Geotermia, al via le attività propedeutiche alla messa in funzione di Bagnore 4

Tutte le attività che Enel Green Power ha messo in calendario sono seguite da Arpat

[24 ottobre 2014]

I lavori per la realizzazione della centrale geotermica Bagnore 4, nei Comuni di Santa Fiora e Arcidosso, sono entrati nella fase conclusiva e nel mese di ottobre Enel Green Power ha calendarizzato una serie di attività propedeutiche all’avviamento dei due gruppi della Centrale da 20 MW ciascuno, per una capacità installata totale di 40 MW.

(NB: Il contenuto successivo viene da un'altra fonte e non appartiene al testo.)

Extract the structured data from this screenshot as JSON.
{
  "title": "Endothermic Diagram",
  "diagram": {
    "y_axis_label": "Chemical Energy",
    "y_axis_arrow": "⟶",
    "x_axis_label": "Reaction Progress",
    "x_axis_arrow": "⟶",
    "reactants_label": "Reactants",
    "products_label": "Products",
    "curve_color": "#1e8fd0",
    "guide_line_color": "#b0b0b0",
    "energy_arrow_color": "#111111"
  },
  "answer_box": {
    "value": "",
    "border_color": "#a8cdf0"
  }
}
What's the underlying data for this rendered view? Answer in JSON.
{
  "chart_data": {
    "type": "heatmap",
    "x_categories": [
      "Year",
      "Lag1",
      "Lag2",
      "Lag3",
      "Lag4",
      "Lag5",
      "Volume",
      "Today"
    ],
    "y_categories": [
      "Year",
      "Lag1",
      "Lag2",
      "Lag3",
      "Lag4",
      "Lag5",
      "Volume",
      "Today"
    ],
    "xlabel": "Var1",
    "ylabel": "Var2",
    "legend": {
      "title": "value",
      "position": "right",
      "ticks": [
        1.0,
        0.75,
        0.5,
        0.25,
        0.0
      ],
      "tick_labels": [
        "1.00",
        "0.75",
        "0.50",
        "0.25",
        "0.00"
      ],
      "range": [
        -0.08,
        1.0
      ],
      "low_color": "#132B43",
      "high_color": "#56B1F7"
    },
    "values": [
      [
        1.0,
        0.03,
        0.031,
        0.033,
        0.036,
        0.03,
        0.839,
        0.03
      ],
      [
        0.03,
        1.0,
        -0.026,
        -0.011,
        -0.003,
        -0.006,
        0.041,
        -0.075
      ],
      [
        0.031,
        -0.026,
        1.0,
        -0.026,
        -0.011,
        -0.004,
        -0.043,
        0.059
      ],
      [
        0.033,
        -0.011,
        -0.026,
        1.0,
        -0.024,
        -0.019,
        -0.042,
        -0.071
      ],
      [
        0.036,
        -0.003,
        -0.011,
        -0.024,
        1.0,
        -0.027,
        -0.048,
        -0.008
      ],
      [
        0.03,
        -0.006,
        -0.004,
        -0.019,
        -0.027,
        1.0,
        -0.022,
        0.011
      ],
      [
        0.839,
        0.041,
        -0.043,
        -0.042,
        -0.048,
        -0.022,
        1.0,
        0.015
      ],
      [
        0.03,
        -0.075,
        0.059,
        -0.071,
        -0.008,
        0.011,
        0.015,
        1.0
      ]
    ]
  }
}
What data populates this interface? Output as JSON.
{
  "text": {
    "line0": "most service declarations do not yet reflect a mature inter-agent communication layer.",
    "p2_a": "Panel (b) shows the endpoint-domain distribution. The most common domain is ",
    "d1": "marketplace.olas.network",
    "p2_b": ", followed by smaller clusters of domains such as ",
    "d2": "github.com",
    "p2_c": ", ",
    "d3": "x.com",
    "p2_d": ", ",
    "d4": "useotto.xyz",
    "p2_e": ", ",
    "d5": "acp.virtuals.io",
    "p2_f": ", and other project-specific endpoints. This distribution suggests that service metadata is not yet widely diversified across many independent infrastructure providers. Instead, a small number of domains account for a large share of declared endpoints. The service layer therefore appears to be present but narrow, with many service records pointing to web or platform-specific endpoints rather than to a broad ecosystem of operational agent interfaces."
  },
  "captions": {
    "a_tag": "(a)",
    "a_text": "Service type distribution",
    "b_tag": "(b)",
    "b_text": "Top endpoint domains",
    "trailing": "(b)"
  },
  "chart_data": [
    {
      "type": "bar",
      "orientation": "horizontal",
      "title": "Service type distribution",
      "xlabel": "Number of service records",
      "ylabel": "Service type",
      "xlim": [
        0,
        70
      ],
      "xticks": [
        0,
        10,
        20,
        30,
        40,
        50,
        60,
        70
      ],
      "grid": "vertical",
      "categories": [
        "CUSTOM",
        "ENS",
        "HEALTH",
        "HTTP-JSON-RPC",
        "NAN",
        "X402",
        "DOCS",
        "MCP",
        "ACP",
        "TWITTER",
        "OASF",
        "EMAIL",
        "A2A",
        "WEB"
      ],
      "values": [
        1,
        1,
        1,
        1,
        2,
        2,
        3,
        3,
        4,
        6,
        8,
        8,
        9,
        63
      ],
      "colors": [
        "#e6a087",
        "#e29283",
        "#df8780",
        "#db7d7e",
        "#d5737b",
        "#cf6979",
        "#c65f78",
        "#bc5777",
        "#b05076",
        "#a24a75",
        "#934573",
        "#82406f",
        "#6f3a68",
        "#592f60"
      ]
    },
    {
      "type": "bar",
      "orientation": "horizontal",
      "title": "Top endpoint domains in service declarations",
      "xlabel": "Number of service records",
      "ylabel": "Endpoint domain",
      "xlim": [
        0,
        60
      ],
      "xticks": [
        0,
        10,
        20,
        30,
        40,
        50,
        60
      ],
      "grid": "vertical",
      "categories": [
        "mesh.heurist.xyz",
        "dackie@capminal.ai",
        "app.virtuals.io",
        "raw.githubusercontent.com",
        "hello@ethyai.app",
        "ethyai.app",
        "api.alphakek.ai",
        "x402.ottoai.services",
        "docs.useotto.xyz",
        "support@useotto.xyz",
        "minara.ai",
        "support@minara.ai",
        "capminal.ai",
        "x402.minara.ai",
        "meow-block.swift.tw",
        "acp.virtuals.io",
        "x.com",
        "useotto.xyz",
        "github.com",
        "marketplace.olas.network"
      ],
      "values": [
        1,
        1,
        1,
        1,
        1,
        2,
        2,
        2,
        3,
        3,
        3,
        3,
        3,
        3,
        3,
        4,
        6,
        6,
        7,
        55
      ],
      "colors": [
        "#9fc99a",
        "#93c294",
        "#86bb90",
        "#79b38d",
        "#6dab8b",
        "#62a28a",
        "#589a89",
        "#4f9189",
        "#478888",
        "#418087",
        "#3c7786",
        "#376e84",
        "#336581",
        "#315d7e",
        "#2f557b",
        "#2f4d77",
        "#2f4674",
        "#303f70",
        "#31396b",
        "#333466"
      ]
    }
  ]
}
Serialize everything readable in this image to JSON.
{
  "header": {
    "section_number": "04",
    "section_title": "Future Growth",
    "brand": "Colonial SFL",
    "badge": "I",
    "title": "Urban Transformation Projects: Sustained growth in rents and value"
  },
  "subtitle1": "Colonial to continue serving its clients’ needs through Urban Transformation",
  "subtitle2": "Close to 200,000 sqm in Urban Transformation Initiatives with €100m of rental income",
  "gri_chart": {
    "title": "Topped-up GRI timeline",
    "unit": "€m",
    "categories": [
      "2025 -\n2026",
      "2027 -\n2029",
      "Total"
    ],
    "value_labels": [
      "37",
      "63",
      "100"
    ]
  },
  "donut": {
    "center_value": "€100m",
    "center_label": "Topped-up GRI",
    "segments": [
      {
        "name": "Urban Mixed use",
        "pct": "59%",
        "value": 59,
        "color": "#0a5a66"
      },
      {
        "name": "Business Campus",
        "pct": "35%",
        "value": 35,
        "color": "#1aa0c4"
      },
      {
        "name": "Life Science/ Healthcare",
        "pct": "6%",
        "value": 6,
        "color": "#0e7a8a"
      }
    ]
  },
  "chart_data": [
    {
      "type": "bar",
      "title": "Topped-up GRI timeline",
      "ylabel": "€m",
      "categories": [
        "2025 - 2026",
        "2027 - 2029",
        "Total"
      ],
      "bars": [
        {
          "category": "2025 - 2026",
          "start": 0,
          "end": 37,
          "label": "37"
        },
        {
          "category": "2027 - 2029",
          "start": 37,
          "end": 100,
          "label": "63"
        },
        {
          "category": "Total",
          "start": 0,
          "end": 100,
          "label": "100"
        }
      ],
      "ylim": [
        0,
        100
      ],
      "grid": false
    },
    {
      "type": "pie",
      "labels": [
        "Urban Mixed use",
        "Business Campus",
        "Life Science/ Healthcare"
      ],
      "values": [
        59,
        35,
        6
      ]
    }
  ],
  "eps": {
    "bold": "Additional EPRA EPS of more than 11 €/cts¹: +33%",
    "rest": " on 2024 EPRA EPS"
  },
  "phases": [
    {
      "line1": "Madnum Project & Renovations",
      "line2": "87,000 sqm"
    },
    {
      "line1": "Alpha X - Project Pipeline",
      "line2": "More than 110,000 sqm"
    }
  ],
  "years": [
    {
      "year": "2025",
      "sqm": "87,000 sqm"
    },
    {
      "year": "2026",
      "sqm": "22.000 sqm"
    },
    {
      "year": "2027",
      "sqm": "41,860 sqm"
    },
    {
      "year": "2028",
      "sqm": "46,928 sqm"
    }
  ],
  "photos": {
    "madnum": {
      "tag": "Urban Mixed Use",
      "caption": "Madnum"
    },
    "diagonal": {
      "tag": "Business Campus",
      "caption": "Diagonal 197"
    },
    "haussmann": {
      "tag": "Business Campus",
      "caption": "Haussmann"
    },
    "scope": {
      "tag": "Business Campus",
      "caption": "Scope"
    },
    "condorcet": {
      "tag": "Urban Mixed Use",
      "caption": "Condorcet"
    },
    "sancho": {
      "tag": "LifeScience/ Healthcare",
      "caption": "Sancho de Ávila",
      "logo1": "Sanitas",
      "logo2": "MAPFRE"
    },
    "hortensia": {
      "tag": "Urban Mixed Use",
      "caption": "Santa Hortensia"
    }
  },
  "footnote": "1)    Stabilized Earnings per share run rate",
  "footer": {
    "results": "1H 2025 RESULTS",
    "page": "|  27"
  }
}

Tali attività riguarderanno anche la messa in funzione degli impianti di abbattimento AMIS (Abbattimento Mercurio e Idrogeno Solforato) e dell’impianto di abbattimento dell’ammoniaca, oltre alle verifiche e test dei sistemi di interconnessione previsti nelle prescrizioni relative alle autorizzazioni rilasciate.

Il primo impianto AMIS sarà messo in funzione contestualmente al primo avviamento dei due gruppi e sarà in grado di trattare tutto il gas incondensabile presente in questa fase. L’impianto di abbattimento dell’ammoniaca entrerà invece in esercizio nell’ultima settimana di novembre e comunque a valle della regimazione dei circuiti idraulici delle Centrali e dell’AMIS.

Sempre a partire da ottobre Enel Green Power effettuerà attività di verifica e messa in esercizio dei vari sistemi tra cui alcune ulteriori prove funzionali e di produzione dai pozzi, nonché e prove di avviamento del primo gruppo di Bagnore 4, che produrranno emissioni di vapore dalle piazzole minerarie e dalla centrale di Bagnore 4.

ARPAT  segnala che dal calendario di massima previsto da Enel Greenpower, tali sfioramenti si verificheranno fino a tutto il mese di novembre 2014.

“Gli effetti ambientali che deriveranno da questa fase di avviamento –scrive ARPAT  in una nota- sono stati valutati nel procedimento di Valutazione di Impatto Ambientale (VIA) e concerneranno, salvo situazioni eccezionali e prevedibilmente di breve durata, in rumori ed emissioni dall’insieme dell’area geotermica (piazzole, centrali di Bagnore 3 e 4), dell’ordine di quelle che si sono avute fino ad oggi nelle situazioni di fermo della centrale di Bagnore 3”.

Riguardo alla concentrazione di Idrogeno solforato, ARPAT indica che “rimarrà quindi con ogni probabilità ampiamente inferiore ai valori guida previsti dall’Organizzazione Mondiale per la Sanità OMS (150 μg/m3 come media giornaliera)“.

L’andamento dei lavori e delle attività che Enel Green Power ha messo in calendario sono seguite da ARPAT che “effettua sopralluoghi per seguire l’andamento dei lavori e verificare il rispetto delle prescrizioni previste dall’atto conclusivo del procedimento di VIA, fra le quali quelle che prevedono la predisposizione di appositi punti di campionamento delle emissioni nelle varie condizioni di esercizio della centrale”.

ARPAT effettuerà inoltre, con cadenza settimanale, anche la validazione e l’elaborazione dei dati di qualità dell’aria monitorati dalle stazioni ENEL di Arcidosso, Bagnore, Santa Fiora, Merigar (in località Bagnoli, Arcidosso) destinati ad aggiungersi a quelli rilevati tramite il mezzo mobile dell’Agenzia che sarà collocato in zona per il monitoraggio della qualità dell’aria.

La centrale Bagnore 4 sarà dotata di un sofisticato sistema di monitoraggio e tele-diagnostica, in grado di garantire elevati standard di affidabilità e di efficienza e con la sua entrata in servizio beneficerà delle migliorie ambientali anche Bagnore 3.

Una volta avviata e giunta a regime sarà in grado di generare fino a 310 milioni di KWh/anno di energia elettrica, con un risparmio stimato in  70.000 TEP, pari al consumo di circa 120.000 famiglie.

Intanto il progetto Bagnore 4 ha permesso di aumentare la disponibilità di calore per usi diretti e tra i primi a beneficiarne è l’Azienda Grandi Salumifici Italiani che, per il proprio stabilimento di  Bagnore potrà usare il calore geotermico nei i propri processi produttivi.